Leviticus 27 – Redeeming What Is the Lord’s: The Value of Promises Made to God

Context & Key Themes

Chapter 27 reads like an appendix — and in a sense it is. The covenant has been laid out, the blessings and curses stated, and Leviticus is essentially complete at the end of Chapter 26. But before the book closes, there is one more subject to address: the voluntary vow. What happens when someone makes a special dedication to God, offering a person, an animal, a house, or a field? How are these commitments valued, and how may they be redeemed? The chapter is about the sacred weight of a promise freely made, and the grace that exists for those who must reclaim what they have given.

Key Verse

“If anyone makes a special vow to dedicate a person to the Lord by giving the equivalent value…”
— Leviticus 27:2

Summary

The chapter establishes monetary valuations for persons dedicated to the Lord, scaled by age and gender — not as a statement about human worth, but as a practical system for calculating the redemption price if the vow needs to be fulfilled in silver rather than in person. Animals dedicated to the Lord may not be exchanged or substituted; if they are clean animals, they are given directly to God; if unclean, the priest assigns a value and the owner may redeem them by adding a fifth of the value on top. Houses and fields dedicated to God follow similar patterns: a valuation is set, and the owner may redeem the property by paying the assessed value plus twenty percent. Fields are valued according to the amount of seed they can produce and the number of years remaining until the Jubilee, when they would return anyway. Some things, however, cannot be redeemed: anything that has been permanently devoted to the Lord — under the category of cherem, or irrevocable dedication — cannot be bought back. It is most holy to the Lord. The chapter closes by noting that the tithe of the land — a tenth of all crops and livestock — belongs to the Lord and is holy. One may redeem the tithe of crops by adding a fifth, but the tithe of livestock selected by the rod may not be redeemed or exchanged.

Reflection

Leviticus ends not with thunder but with careful instruction about promises. That is fitting. The entire book has been about the relationship between God and Israel — a relationship that has a structure, specific obligations, defined ways of approaching and maintaining and repairing the bond between them. Chapter 27 addresses the voluntary dimension of that relationship: the vow you made when no one required it of you, the dedication you offered freely out of gratitude or desperation or love.

The provision for redemption throughout this chapter is significant. God did not design a system of vows that trapped people in obligations they could never escape. He built in a pathway for those who needed it — pay the value, add the fifth, and reclaim what you gave.
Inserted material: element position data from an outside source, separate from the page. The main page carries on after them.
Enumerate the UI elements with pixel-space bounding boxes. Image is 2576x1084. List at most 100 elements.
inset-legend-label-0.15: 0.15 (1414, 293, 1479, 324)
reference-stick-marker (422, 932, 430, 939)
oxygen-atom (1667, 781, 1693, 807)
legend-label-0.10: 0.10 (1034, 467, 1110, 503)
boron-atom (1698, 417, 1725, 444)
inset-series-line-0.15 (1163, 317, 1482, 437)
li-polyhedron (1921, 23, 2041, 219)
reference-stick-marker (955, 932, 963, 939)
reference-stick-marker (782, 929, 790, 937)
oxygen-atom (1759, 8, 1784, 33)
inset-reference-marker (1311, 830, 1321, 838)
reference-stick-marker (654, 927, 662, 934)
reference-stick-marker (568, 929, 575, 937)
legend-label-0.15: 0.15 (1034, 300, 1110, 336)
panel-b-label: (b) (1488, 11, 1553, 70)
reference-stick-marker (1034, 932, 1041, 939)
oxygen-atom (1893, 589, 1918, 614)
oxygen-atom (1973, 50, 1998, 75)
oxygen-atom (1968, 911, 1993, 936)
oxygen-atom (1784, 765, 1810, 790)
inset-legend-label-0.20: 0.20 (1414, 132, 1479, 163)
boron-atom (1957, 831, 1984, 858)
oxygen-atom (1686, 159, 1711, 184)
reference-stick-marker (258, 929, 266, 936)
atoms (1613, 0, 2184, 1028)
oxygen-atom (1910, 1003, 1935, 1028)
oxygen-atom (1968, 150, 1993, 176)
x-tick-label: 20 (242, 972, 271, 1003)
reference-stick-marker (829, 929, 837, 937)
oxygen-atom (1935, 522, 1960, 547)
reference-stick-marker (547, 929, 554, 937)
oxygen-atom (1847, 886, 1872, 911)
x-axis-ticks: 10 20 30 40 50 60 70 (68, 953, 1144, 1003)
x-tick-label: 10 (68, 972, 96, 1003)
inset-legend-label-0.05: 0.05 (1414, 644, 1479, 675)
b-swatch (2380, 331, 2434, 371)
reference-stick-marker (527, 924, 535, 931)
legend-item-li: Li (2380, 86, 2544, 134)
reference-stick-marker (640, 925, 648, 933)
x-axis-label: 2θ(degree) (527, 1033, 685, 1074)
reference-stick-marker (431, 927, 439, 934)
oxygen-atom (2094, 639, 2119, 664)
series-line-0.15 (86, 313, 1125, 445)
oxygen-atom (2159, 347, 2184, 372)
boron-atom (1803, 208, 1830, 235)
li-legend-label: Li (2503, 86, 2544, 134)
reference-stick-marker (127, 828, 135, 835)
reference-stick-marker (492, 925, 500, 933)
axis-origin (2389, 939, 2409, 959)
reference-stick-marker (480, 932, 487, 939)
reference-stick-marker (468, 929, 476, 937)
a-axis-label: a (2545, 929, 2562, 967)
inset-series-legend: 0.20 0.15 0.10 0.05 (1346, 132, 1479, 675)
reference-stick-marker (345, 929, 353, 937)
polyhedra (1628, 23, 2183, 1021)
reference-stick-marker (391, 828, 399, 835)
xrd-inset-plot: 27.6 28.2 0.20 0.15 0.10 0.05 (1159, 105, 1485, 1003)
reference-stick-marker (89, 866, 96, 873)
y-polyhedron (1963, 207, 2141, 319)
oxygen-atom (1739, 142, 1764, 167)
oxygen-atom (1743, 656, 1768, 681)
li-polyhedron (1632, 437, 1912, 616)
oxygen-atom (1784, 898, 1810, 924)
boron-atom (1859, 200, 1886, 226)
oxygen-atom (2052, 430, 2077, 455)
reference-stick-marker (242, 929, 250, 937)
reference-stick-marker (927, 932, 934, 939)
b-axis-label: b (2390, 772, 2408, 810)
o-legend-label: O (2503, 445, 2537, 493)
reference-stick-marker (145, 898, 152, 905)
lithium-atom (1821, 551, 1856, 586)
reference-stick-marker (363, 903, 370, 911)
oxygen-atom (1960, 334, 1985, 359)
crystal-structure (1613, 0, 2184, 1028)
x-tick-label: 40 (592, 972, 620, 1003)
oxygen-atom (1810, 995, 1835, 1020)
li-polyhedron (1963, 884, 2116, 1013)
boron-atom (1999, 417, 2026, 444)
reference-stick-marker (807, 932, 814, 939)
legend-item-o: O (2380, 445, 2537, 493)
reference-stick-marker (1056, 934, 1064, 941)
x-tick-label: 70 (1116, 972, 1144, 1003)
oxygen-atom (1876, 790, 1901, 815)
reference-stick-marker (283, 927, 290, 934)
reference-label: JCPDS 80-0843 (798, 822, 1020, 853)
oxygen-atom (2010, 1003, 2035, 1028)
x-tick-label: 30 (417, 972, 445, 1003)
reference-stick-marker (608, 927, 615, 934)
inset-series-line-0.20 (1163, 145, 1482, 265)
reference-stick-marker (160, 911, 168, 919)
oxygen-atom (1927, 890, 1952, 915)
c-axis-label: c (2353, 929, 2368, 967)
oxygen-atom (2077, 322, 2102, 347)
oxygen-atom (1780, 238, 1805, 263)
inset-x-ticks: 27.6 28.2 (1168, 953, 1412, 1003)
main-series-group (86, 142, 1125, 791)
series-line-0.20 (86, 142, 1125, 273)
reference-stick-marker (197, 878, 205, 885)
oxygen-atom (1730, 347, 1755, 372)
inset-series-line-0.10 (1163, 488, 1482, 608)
The additional fifth is not a penalty. It is an acknowledgment that taking back what you gave to God costs something extra, and that cost is honest and fair.

But the cherem — the irrevocably devoted thing — is different. What has been given over completely, without reservation, without the possibility of reclamation, is most holy. It belongs to God entirely. There is a category of devotion that has no price attached to it because it is beyond the reach of commerce and negotiation. It has simply passed from the giver to God, and there it stays.

Leviticus closes, then, with a quiet picture of what full surrender looks like. Not every devotion reaches that level. But the possibility exists — to give something so completely that it can never be taken back. That is the shape of the deepest worship: not the transaction, not the measured exchange, but the unreserved offering that has nothing left to redeem.